Reinterpreting the Myth

In our discussion with Professor Garibaldi, I was especially struck by the reinterpretation of Renaissance art, which we discussed in relation to the Lil Nas X video. In my PLS seminar, we are covering the Renaissance period through history, theology, and literature. Sometimes, those texts can feel so dead to me, especially in light of the fruitful conversations I am able to have about race and gender in my English classes. However, the “Montero” music video perfectly shows the way a canon can be passed down and reimagined to make space for the traditionally marginalized voice or artist. Interestingly, I am also struck by the ways this reinterpretation transcends the boundaries of time and brings a piece of art from centuries ago into the modern consciousness so dramatically. Last week, I wrote on the sort of queer temporality that Baldwin sketches out. I’m curious whether Baldwin’s subversive mixing of the sacred and the profane in his reinterpretation of biblical myths could relate to the question of temporality. To me, it seems that, for the characters, homosexuality allows an escape from the oppressive constraints of time. For Baldwin, though, the work of reinterpreting provides a further escape from the bounds of time. Ultimately, this transcendence more effectively allows for a resistance to the domination of a heteronormative world.

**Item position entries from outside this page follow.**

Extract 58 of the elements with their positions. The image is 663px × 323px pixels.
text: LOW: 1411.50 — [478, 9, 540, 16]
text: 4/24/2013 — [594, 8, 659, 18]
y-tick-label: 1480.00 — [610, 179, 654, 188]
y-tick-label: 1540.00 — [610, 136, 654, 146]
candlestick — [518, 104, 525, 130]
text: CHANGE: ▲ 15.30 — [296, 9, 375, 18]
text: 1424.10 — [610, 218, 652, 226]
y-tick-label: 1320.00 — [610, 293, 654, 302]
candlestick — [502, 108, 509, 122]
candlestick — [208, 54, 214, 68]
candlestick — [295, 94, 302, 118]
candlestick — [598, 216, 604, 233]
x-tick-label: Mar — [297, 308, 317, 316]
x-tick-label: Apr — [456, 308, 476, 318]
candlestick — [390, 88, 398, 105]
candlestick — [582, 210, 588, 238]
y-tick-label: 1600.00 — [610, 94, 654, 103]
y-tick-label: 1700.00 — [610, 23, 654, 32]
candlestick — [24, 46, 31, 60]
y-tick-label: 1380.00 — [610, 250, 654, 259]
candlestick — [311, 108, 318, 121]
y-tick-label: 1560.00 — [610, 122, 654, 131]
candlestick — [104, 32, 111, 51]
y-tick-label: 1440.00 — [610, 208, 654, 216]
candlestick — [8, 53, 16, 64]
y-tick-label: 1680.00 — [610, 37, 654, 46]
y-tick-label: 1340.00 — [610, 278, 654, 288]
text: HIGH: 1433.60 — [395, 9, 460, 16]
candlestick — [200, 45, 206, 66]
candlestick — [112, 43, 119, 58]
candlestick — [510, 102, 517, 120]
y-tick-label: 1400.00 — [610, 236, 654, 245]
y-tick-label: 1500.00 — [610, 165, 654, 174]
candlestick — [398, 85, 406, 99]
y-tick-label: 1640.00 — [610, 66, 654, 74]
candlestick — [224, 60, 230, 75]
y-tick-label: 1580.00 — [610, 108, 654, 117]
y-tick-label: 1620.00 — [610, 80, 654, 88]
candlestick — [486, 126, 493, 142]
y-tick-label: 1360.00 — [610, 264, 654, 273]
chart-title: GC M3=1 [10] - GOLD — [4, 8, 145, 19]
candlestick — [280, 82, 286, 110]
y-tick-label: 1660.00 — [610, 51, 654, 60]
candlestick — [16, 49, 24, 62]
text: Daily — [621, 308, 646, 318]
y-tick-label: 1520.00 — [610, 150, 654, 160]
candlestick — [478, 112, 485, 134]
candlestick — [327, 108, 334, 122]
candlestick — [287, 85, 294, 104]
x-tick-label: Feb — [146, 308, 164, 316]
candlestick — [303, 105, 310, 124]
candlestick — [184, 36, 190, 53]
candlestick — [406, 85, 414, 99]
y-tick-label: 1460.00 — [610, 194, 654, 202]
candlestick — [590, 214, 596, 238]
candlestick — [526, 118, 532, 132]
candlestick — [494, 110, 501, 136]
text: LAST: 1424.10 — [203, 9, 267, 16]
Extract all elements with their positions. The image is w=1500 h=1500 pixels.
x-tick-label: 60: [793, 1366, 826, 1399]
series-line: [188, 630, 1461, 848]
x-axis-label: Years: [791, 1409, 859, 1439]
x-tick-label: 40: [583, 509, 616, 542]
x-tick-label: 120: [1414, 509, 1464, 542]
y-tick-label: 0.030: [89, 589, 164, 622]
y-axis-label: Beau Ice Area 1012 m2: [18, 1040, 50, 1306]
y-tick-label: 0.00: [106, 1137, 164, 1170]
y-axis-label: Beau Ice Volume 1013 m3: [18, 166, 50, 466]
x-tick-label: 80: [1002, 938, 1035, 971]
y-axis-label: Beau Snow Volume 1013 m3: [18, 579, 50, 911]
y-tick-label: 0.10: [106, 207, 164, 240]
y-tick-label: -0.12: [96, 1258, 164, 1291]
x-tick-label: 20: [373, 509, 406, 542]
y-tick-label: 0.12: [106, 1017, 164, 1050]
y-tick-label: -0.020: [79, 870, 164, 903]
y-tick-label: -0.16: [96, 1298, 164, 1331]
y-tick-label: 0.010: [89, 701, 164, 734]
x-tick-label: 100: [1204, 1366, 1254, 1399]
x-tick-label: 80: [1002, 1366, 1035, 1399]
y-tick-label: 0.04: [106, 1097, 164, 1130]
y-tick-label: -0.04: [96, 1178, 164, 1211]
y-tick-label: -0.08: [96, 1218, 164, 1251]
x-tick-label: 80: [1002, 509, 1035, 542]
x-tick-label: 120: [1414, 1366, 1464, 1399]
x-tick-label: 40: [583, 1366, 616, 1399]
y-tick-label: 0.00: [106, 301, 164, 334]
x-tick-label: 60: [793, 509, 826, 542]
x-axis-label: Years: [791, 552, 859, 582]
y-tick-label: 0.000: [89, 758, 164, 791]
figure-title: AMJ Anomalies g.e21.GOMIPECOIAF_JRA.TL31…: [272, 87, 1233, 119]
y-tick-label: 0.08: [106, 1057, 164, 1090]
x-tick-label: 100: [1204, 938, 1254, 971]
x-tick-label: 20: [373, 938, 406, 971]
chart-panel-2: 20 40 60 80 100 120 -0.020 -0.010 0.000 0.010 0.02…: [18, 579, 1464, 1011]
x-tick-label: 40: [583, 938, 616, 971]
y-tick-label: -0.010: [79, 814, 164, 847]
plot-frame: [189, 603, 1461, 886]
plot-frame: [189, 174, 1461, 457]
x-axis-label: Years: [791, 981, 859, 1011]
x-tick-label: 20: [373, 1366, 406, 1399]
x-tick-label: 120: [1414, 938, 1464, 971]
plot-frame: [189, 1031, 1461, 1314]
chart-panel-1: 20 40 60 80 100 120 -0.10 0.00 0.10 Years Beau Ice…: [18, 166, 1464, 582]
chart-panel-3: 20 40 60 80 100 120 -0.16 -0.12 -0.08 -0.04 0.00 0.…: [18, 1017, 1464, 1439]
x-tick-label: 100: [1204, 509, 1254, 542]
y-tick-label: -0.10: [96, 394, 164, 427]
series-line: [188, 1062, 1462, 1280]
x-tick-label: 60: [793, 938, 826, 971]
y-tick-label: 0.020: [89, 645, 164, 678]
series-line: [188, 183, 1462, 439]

Lots of folks have discussed the Eden image is a great place to look on the question of biblical reinterpretation in this text. The idea that “nobody stays in the garden of Eden” precedes the claim that “everybody has a garden” (239). This parallels with David’s American proposition that we are not fish in the common, plain water of time waiting to be eaten, but rather “you can choose to be eaten and also not to eat” (248). In both the conception of Eden and the discussion of time, there is a distinction made between an oppressive, inevitable constraint and a moment of blissful, individualized freedom. This ultimately points back to the struggle of homosexuality in a hetero-world. In this way, Baldwin is also able, like Lil Nas X, to use biblical language to create an understanding of one dimension his intersectional exclusion.